Spree in her final springtime, age 11
The last hour of her life, at the vet’s office, was on a snowy winter day (she loved the snow). Dazed from a liberal dose of morphine, but as a result now blissfully free of pain, she enthusiastically greeted the three of us, Sarah and me and a fellow Newfie owner, who came to say goodbye as she was euthanized. Several difficult lessons. “There will be pains and pain. Guaranteed. You can still do much. There will be hurt, but there’s no need to grant it more power over you than it must have.”

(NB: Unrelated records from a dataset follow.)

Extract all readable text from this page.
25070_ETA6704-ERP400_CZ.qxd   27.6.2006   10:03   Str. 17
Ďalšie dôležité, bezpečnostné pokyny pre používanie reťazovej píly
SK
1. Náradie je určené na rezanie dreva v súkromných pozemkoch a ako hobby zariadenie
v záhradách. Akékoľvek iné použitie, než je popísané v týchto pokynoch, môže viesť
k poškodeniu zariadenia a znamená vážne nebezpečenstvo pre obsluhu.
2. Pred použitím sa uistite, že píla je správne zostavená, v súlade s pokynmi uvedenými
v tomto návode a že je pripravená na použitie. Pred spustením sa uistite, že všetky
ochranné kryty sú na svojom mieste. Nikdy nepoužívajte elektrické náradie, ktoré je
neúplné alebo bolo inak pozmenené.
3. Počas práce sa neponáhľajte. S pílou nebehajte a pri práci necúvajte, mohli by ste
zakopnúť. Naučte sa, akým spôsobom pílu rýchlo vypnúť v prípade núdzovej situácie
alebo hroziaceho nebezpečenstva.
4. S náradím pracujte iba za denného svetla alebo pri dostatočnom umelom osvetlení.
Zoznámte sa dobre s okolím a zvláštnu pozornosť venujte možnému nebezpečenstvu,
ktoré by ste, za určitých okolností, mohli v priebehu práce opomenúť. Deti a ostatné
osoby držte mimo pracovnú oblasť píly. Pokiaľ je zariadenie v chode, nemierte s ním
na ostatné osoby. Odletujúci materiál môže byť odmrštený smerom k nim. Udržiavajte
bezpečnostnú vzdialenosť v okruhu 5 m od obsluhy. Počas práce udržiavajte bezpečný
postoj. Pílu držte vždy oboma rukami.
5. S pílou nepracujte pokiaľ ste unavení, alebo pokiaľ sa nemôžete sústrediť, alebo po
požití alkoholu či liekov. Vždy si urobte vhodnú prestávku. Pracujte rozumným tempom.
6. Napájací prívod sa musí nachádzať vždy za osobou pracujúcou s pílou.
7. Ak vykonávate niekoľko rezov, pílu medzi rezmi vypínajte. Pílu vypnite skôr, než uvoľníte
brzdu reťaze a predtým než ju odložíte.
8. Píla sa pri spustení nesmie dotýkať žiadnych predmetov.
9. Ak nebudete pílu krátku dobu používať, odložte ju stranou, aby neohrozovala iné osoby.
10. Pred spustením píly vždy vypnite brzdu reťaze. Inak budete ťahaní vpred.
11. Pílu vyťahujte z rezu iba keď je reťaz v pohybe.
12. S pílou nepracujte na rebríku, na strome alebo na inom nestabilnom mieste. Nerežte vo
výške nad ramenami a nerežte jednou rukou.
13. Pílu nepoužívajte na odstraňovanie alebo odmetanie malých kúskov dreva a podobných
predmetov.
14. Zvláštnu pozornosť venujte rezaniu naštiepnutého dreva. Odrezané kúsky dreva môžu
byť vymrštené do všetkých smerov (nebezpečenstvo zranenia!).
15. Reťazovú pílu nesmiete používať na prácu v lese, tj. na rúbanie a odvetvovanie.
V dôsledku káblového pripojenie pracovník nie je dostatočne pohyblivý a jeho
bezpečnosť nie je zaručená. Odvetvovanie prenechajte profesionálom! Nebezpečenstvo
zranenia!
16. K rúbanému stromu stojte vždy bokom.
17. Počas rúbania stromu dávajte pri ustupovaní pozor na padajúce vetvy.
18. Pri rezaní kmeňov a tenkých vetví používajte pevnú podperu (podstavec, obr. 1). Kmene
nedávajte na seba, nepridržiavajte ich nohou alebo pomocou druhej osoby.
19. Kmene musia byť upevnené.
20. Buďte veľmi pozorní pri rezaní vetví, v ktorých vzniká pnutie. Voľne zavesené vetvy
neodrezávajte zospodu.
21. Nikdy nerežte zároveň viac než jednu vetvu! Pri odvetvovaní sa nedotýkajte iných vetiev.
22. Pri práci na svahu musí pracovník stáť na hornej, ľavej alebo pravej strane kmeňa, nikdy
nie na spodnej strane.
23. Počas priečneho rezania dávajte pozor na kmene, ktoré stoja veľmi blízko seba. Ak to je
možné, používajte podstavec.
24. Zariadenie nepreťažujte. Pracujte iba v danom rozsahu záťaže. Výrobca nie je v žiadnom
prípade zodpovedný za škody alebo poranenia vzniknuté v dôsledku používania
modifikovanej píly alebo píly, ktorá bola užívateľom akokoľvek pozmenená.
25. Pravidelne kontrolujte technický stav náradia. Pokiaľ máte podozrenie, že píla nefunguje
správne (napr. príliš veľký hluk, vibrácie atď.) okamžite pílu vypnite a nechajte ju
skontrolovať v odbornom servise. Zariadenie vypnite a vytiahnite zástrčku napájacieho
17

Spree greeted the vet who came to administer the euthanasia with her typical curiosity and people-love. A wagging tail, a nose pressed into the person’s thigh. The last seconds before she passed, she lay full-length and at ease. The vet had earlier inserted a catheter in her left paw to make both morphine and euthanasia easier to give, fuss-free. Spree nosed the syringe that held the dose as the vet pushed the plunger. “What is this?” Always she had explored her world first through her exquisite sense of smell. Near-sighted as she was her whole life, smell was her go-to sense. It is of course the chief sense for most dogs, but so much more so, almost obsessively so, in her case. Each shopping trip we brought into the house required a comprehensive smell-check, each item sniffed and investigated completely, regardless of whether it was (to a Newf) fit for food. In part, the Lessons here seemed to be “Sniff out whatever comes into your orbit. Find out its nature, whether it directly concerns you or not. And enjoy the physical senses. They also do not last, but each will tell you much about this life.” And yet another lesson: “Dying may suck, true. Death, however, does not deserve our fear. Pain does not last forever. Be curious about everything. Friends, isn’t that a better way?”
Animals teach wordlessly, and therefore often more effectively, through their nature as other spiritual beings who share the planet with us. Here I have interpreted into language some of that teaching as best I could, without excessive anthropomorphizing. I send gratitude for this fur-teacher in our lives. And I thank old wisdom-teacher William Blake for writing, “Everything that lives is holy, life delights in life.”